Analysts weigh in on McCann's abrupt departure at Ahold

Move may have surprised retailer, though some say a change couldn't hurt

James McCann’s abrupt departure from the top U.S. role of Ahold Delhaize appears to have come of his own volition and may have caught the big retailer by surprise, according to an analyst covering the company from Amsterdam.

In an interview with SN Wednesday, Fernand de Boer of Petercam said the fact that the company placed co-U.S. COO Kevin Holt in charge of McCann’s responsibilities to oversee Stop & Shop and Giant banners in the Northeast while leaving Holt’s areas of focus — Hannaford and Food Lion — to an interim leader in deputy CEO Frans Muller indicates the company was acting in the short term.

Muller is the former CEO of Delhaize Group, the parent of Hannaford and Food Lion that completed a merger with Ahold over the summer.

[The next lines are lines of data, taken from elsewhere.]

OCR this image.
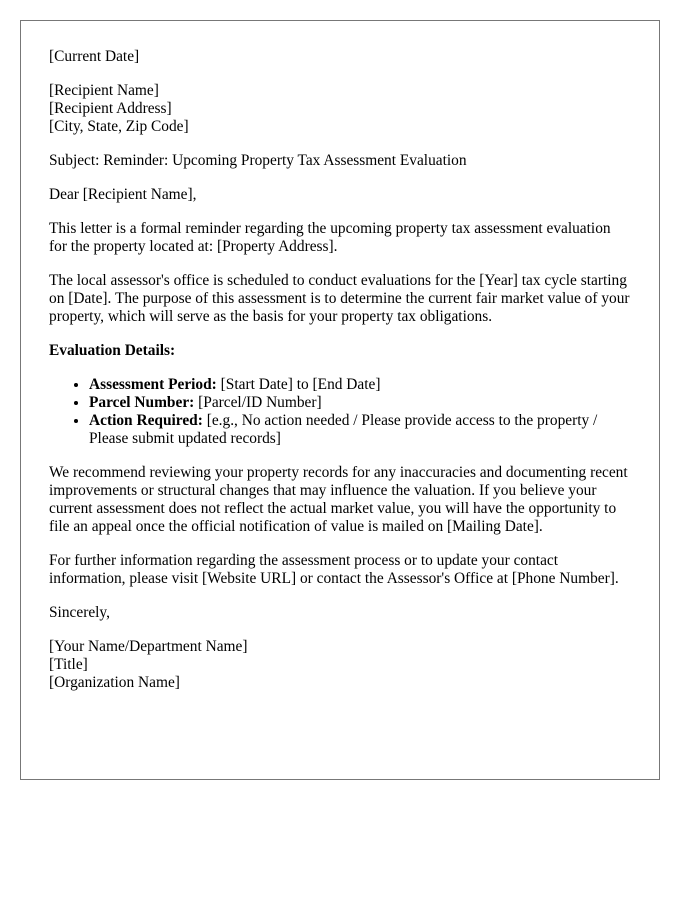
[Current Date]

[Recipient Name]
[Recipient Address]
[City, State, Zip Code]

Subject: Reminder: Upcoming Property Tax Assessment Evaluation

Dear [Recipient Name],

This letter is a formal reminder regarding the upcoming property tax assessment evaluation for the property located at: [Property Address].

The local assessor's office is scheduled to conduct evaluations for the [Year] tax cycle starting on [Date]. The purpose of this assessment is to determine the current fair market value of your property, which will serve as the basis for your property tax obligations.

Evaluation Details:

• Assessment Period: [Start Date] to [End Date]
• Parcel Number: [Parcel/ID Number]
• Action Required: [e.g., No action needed / Please provide access to the property / Please submit updated records]

We recommend reviewing your property records for any inaccuracies and documenting recent improvements or structural changes that may influence the valuation. If you believe your current assessment does not reflect the actual market value, you will have the opportunity to file an appeal once the official notification of value is mailed on [Mailing Date].

For further information regarding the assessment process or to update your contact information, please visit [Website URL] or contact the Assessor's Office at [Phone Number].

Sincerely,

[Your Name/Department Name]
[Title]
[Organization Name]
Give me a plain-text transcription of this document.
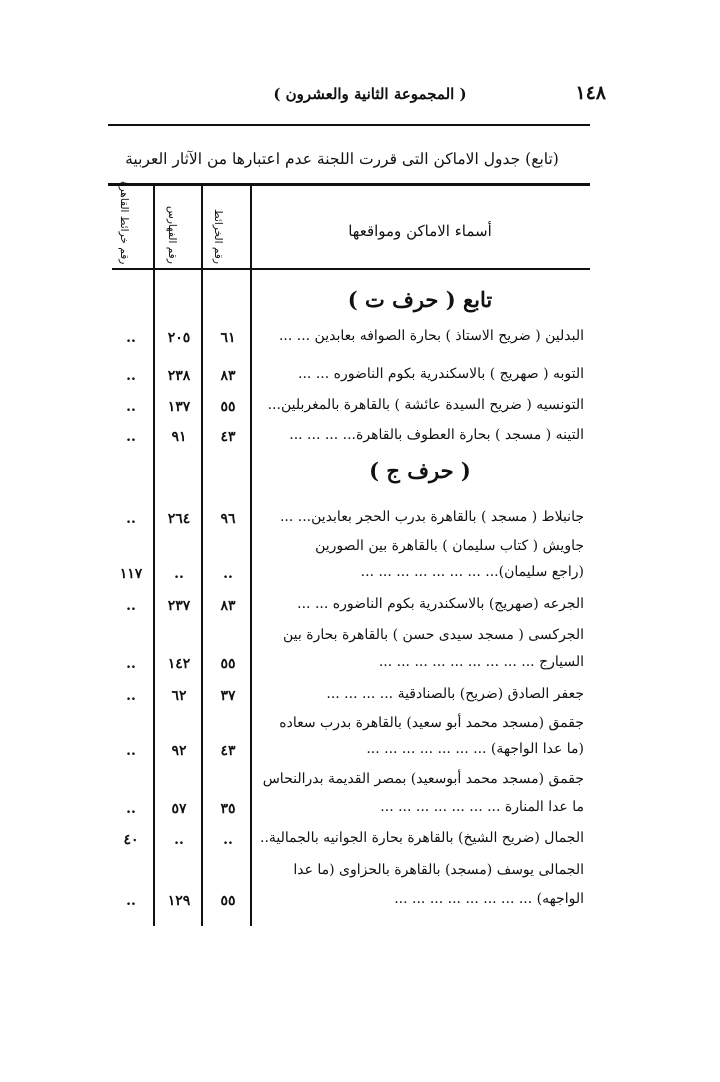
١٤٨
( المجموعة الثانية والعشرون )
(تابع) جدول الاماكن التى قررت اللجنة عدم اعتبارها من الآثار العربية
أسماء الاماكن ومواقعها
رقم الخرائط
رقم الفهارس
رقم خرائط القاهرة
تابع ( حرف ت )
( حرف ج )
البدلين ( ضريح الاستاذ ) بحارة الصوافه بعابدين ... ...
٦١
٢٠٥
..
التوبه ( صهريج ) بالاسكندرية بكوم الناضوره ... ...
٨٣
٢٣٨
..
التونسيه ( ضريح السيدة عائشة ) بالقاهرة بالمغربلين...
٥٥
١٣٧
..
التينه ( مسجد ) بحارة العطوف بالقاهرة... ... ... ...
٤٣
٩١
..
جانبلاط ( مسجد ) بالقاهرة بدرب الحجر بعابدين... ...
٩٦
٢٦٤
..
جاويش ( كتاب سليمان ) بالقاهرة بين الصورين
(راجع سليمان)... ... ... ... ... ... ... ...
..
..
١١٧
الجرعه (صهريج) بالاسكندرية بكوم الناضوره ... ...
٨٣
٢٣٧
..
الجركسى ( مسجد سيدى حسن ) بالقاهرة بحارة بين
السيارج ... ... ... ... ... ... ... ... ...
٥٥
١٤٢
..
جعفر الصادق (ضريح) بالصنادقية ... ... ... ...
٣٧
٦٢
..
جقمق (مسجد محمد أبو سعيد) بالقاهرة بدرب سعاده
(ما عدا الواجهة) ... ... ... ... ... ... ...
٤٣
٩٢
..
جقمق (مسجد محمد أبوسعيد) بمصر القديمة بدرالنحاس
ما عدا المنارة ... ... ... ... ... ... ...
٣٥
٥٧
..
الجمال (ضريح الشيخ) بالقاهرة بحارة الجوانيه بالجمالية..
..
..
٤٠
الجمالى يوسف (مسجد) بالقاهرة بالحزاوى (ما عدا
الواجهه) ... ... ... ... ... ... ... ...
٥٥
١٢٩
..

“In my opinion, this shows [McCann’s departure] was not in the plans for Ahold,” de Boer said.

As previously reported, some analysts in Europe questioned whether the combined companies required two COOs, citing the opportunity to generate greater synergy savings from the merger. According to de Boer the company was aware of this criticism, but had defended the outlined structure citing the need to integrate their operations first.

According to de Boer, McCann’s leadership at Ahold USA was largely met with approval in Amsterdam, particularly for engineering the transformation of Ahold’s U.S. banners at a lower cost than had been expected, although sales results of McCann’s “Project Thunder” have been gradual.

“Same-store sales are still below the medium-term plan,” he added, “but that could be a market issue.”

Regardless of the circumstances of McCann’s departure, a change at Ahold could be welcome, New York-based industry observer Burt P. Flickinger III, told SN.

“My view of Ahold is that they’ve been struggling for too long,” Flickinger, managing director of Strategic Resource Group, said in an interview. “They had a good run beating up on companies like A&P but now that they’re facing well-capitalized and capably run competitors from Costco and BJ’s, on the big-box side, to Wakefern/ShopRite and Market Basket, its been difficult for them, and maybe it’s time for other voices.”

Flickinger said other areas of the company had also experienced struggles at Ahold USA under McCann's watch, including Peapod and the Martin’s operation in Richmond, which Ahold is in the process of exiting.

“Project Thunder made a lot of noise,” Flickinger maintained, “not a lot of business lightning.”